But the bigger the context window and the longer the task, the more likely models are to go off the rails. There are breakthroughs happening there, too. One recent paper from MIT CSAIL introduced what the researchers call recursive LLMs. A recursive model breaks its input up into chunks and sends each chunk to a copy of itself, which in turn might break those chunks up again and send the results to even more copies. Multiple LLMs processing smaller pieces of information seem to be far more reliable for longer, harder tasks. The result is still LLMs, but not exactly as we’ ve come to know them.

—Will Douglas Heaven

Agent orchestration

The assembly line upended manufacturing last century. Could teams of agents do the same for white-collar work?

When people say AI will speed up drug development or fear that it will bring about mass layoffs, they’re thinking about agents—AI that can do stuff.

Now, after much hype, the first bona fide multi-agent tools are starting to show their colors.

OpenClaw, a personal AI assistant that you could talk to from your phone, got everyone’s attention. But beneath the buzz, OpenClaw had a limited set of tricks—and a saboteur’s approach to security. Still, it felt like the future. And so companies from Nvidia to Tencent built their own safer, more reliable bots on top of OpenClaw’s open-source code.

But the real power of agents comes when they can work as a team rather than as lone wolves carrying out singular tasks, such as using a browser to make a restaurant reservation. New tools can yoke together multiple agents, give each of them a job, and orchestrate their behaviors to complete tasks more complex than one agent could do alone.

For example, Claude Code, released by Anthropic last year, lets you launch and coordinate several coding agents working on different parts of the code base at the same time. Agents can also be given specific roles: One writes code, another tests it, a third fixes bugs, and so on. Such tools promise to turn coders into project managers, letting them delegate and oversee many more tasks.

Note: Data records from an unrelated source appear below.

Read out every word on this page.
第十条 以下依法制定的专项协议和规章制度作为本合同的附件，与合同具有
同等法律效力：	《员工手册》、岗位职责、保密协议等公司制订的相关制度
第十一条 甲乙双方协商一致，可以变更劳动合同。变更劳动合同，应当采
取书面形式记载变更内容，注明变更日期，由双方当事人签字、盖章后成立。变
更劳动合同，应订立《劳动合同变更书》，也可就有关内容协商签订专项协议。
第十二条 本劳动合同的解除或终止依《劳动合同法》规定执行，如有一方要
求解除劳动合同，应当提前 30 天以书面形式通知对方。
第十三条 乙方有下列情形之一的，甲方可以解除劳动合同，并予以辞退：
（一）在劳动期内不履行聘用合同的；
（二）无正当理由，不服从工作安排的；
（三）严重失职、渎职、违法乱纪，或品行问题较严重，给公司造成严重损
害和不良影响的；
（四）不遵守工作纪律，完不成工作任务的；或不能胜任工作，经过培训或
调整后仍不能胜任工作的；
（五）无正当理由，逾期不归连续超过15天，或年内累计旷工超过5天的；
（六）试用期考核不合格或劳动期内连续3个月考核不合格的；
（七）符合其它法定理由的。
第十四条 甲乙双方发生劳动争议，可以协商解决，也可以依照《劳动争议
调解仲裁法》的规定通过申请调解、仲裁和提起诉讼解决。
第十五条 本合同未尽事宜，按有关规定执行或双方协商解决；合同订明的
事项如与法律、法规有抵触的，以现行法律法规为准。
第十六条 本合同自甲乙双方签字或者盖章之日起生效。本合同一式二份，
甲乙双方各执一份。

But coding was just the start. The latest multi-agent tools are aimed at people who don’t need or want to develop software. Desktop apps such as Anthropic’s Claude Cowork (which the firm claims to have built using Claude Code in just 10 days), OpenAI’s Codex, and Perplexity’s Computer are all pitched as productivity tools for the white-collar set. Their agents can coordinate bespoke workflows across a wide range of tasks, from managing inboxes to handling customer complaints. Similarly, multi-agent tools like Google DeepMind’s Co-Scientist let researchers use teams of AI agents to coordinate literature searches, generate and test hypotheses, design experiments, and more.

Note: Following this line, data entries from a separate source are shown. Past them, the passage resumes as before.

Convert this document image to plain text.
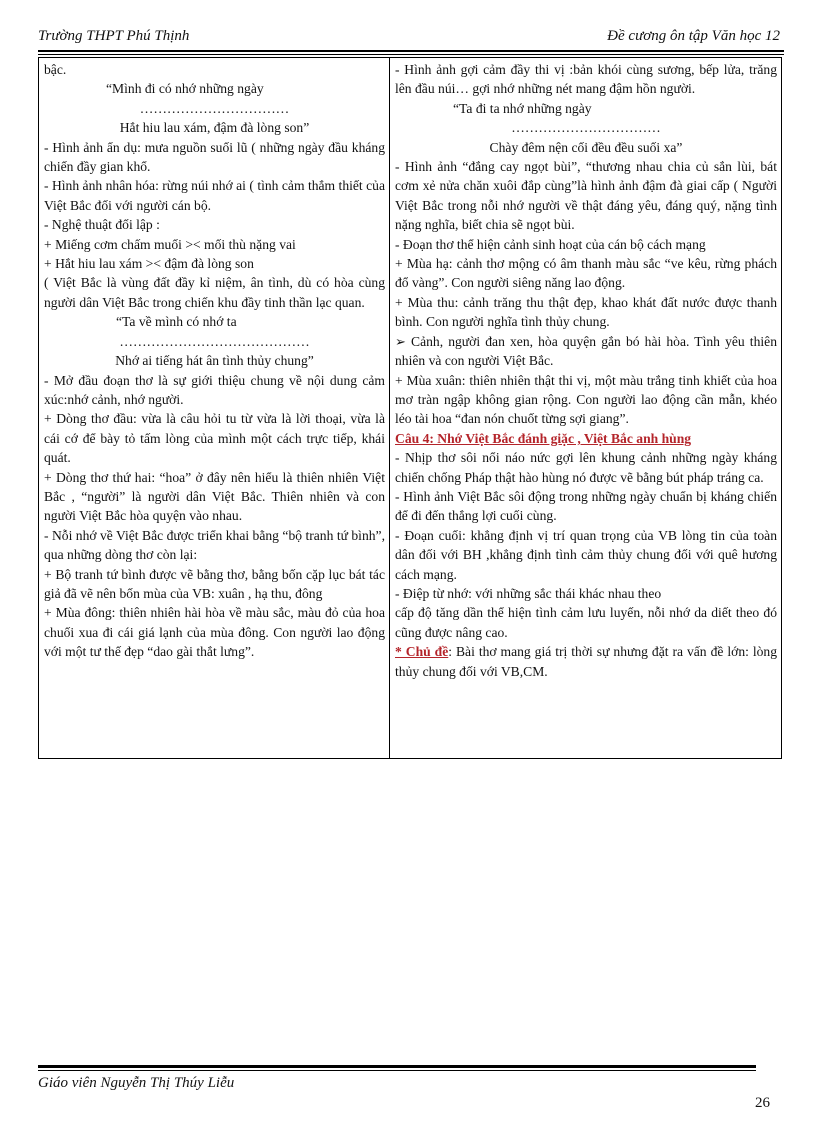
Trường THPT Phú Thịnh	Đề cương ôn tập Văn học 12

bậc.

“Mình đi có nhớ những ngày

……………………………

Hắt hiu lau xám, đậm đà lòng son”

- Hình ảnh ẩn dụ: mưa nguồn suối lũ ( những ngày đầu kháng chiến đầy gian khổ.

- Hình ảnh nhân hóa: rừng núi nhớ ai ( tình cảm thắm thiết của Việt Bắc đối với người cán bộ.

- Nghệ thuật đối lập :

+ Miếng cơm chấm muối >< mối thù nặng vai

+ Hắt hiu lau xám >< đậm đà lòng son

( Việt Bắc là vùng đất đầy kỉ niệm, ân tình, dù có hòa cùng người dân Việt Bắc trong chiến khu đầy tinh thần lạc quan.

“Ta về mình có nhớ ta

……………………………………

Nhớ ai tiếng hát ân tình thủy chung”

- Mở đầu đoạn thơ là sự giới thiệu chung về nội dung cảm xúc:nhớ cảnh, nhớ người.

+ Dòng thơ đầu: vừa là câu hỏi tu từ vừa là lời thoại, vừa là cái cớ để bày tỏ tấm lòng của mình một cách trực tiếp, khái quát.

+ Dòng thơ thứ hai: “hoa” ở đây nên hiểu là thiên nhiên Việt Bắc , “người” là người dân Việt Bắc. Thiên nhiên và con người Việt Bắc hòa quyện vào nhau.

- Nỗi nhớ về Việt Bắc được triển khai bằng “bộ tranh tứ bình”, qua những dòng thơ còn lại:

+ Bộ tranh tứ bình được vẽ bằng thơ, bằng bốn cặp lục bát tác giả đã vẽ nên bốn mùa của VB: xuân , hạ thu, đông

+ Mùa đông: thiên nhiên hài hòa về màu sắc, màu đỏ của hoa chuối xua đi cái giá lạnh của mùa đông. Con người lao động với một tư thế đẹp “dao gài thắt lưng”.

- Hình ảnh gợi cảm đầy thi vị :bản khói cùng sương, bếp lửa, trăng lên đầu núi… gợi nhớ những nét mang đậm hồn người.

“Ta đi ta nhớ những ngày

……………………………

Chày đêm nện cối đều đều suối xa”

- Hình ảnh “đắng cay ngọt bùi”, “thương nhau chia củ sắn lùi, bát cơm xẻ nửa chăn xuôi đắp cùng”là hình ảnh đậm đà giai cấp ( Người Việt Bắc trong nỗi nhớ người về thật đáng yêu, đáng quý, nặng tình nặng nghĩa, biết chia sẽ ngọt bùi.

- Đoạn thơ thể hiện cảnh sinh hoạt của cán bộ cách mạng

+ Mùa hạ: cảnh thơ mộng có âm thanh màu sắc “ve kêu, rừng phách đổ vàng”. Con người siêng năng lao động.

+ Mùa thu: cảnh trăng thu thật đẹp, khao khát đất nước được thanh bình. Con người nghĩa tình thủy chung.

➢ Cảnh, người đan xen, hòa quyện gắn bó hài hòa. Tình yêu thiên nhiên và con người Việt Bắc.

+ Mùa xuân: thiên nhiên thật thi vị, một màu trắng tinh khiết của hoa mơ tràn ngập không gian rộng. Con người lao động cần mẫn, khéo léo tài hoa “đan nón chuốt từng sợi giang”.

Câu 4: Nhớ Việt Bắc đánh giặc , Việt Bắc anh hùng

- Nhịp thơ sôi nổi náo nức gợi lên khung cảnh những ngày kháng chiến chống Pháp thật hào hùng nó được vẽ bằng bút pháp tráng ca.

- Hình ảnh Việt Bắc sôi động trong những ngày chuẩn bị kháng chiến để đi đến thắng lợi cuối cùng.

- Đoạn cuối: khẳng định vị trí quan trọng của VB lòng tin của toàn dân đối với BH ,khẳng định tình cảm thủy chung đối với quê hương cách mạng.

- Điệp từ nhớ: với những sắc thái khác nhau theo

cấp độ tăng dần thể hiện tình cảm lưu luyến, nỗi nhớ da diết theo đó cũng được nâng cao.

* Chủ đề: Bài thơ mang giá trị thời sự nhưng đặt ra vấn đề lớn: lòng thủy chung đối với VB,CM.

Giáo viên Nguyễn Thị Thúy Liễu
26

In theory, networks of AI agents could do for white-collar knowledge work what Henry Ford–style assembly lines did for manufacturing in the early 20th century.

That’s the vision, at least. Because this technology also comes with huge risks. It’s no secret that LLMs can be unpredictable. That’s an annoyance when chatbots are stuck inside their screen, but when they start interacting more with our ubiquitous digital infrastructure—from health care to missile launchers—it could be disastrous.—WDH

China’s open-source bet

The country’s top AI labs are undercutting US competitors and winning over developers by making their best models free.

Silicon Valley AI companies have a playbook: Keep the secret sauce behind an API, and charge for every drop. China’s leading labs are playing a different game. They ship models as downloadable “open-weight” packages, so developers can adapt them without paying a US gatekeeper.

This strategy went mainstream after DeepSeek open-sourced its R1 model in January 2025. On raw capability, the gap between US and Chinese labs seemed to have suddenly narrowed. But China also won something stickier: goodwill.

China rode that momentum hard. A year after DeepSeek R1 debuted, other Chinese open-source giants are following the same blueprint and racing to release more capable models. Players include Z.ai (formerly Zhipu), Moonshot, Alibaba’s Qwen, and MiniMax. A study by MIT and Hugging Face found that Chinese open-weight models made up about 17% of global AI model downloads over the year ending in August 2025—surpassing the US share.

But the open-source ideal runs into hard realities. Chinese models avoid outputs that conflict with government policy. And Anthropic has accused several labs of using fraudulent means to extract capabilities from Claude through distillation, a process where outputs of one model train another.

Despite pushback from the West, much of the Global South is embracing Chinese models. Singapore’s ­government-backed program chose Qwen as the basis for its latest regional model, and Malaysia has announced that its sovereign AI ecosystem will run on DeepSeek.

While US CEOs believe models should stay proprietary, that doesn’t mean Chinese labs are purely idealistic. Open source is free advertising and also a shrewd workaround. Without access to ­cutting-edge chips restricted by US export controls, releasing models openly is a way to accelerate the cycle of external contributions and compensate for constrained compute. That naturally translates into API usage and revenue.

— Caiwei Chen

Artificial scientists

AI has already proved itself a valuable scientific tool. Could it take on a more central role in the research process?

AI companies frequently invoke the possibility of scientific discovery as a justification for their existence: If the technology eventually cures cancer and solves climate change, then all the emissions and slop will have been well worth it.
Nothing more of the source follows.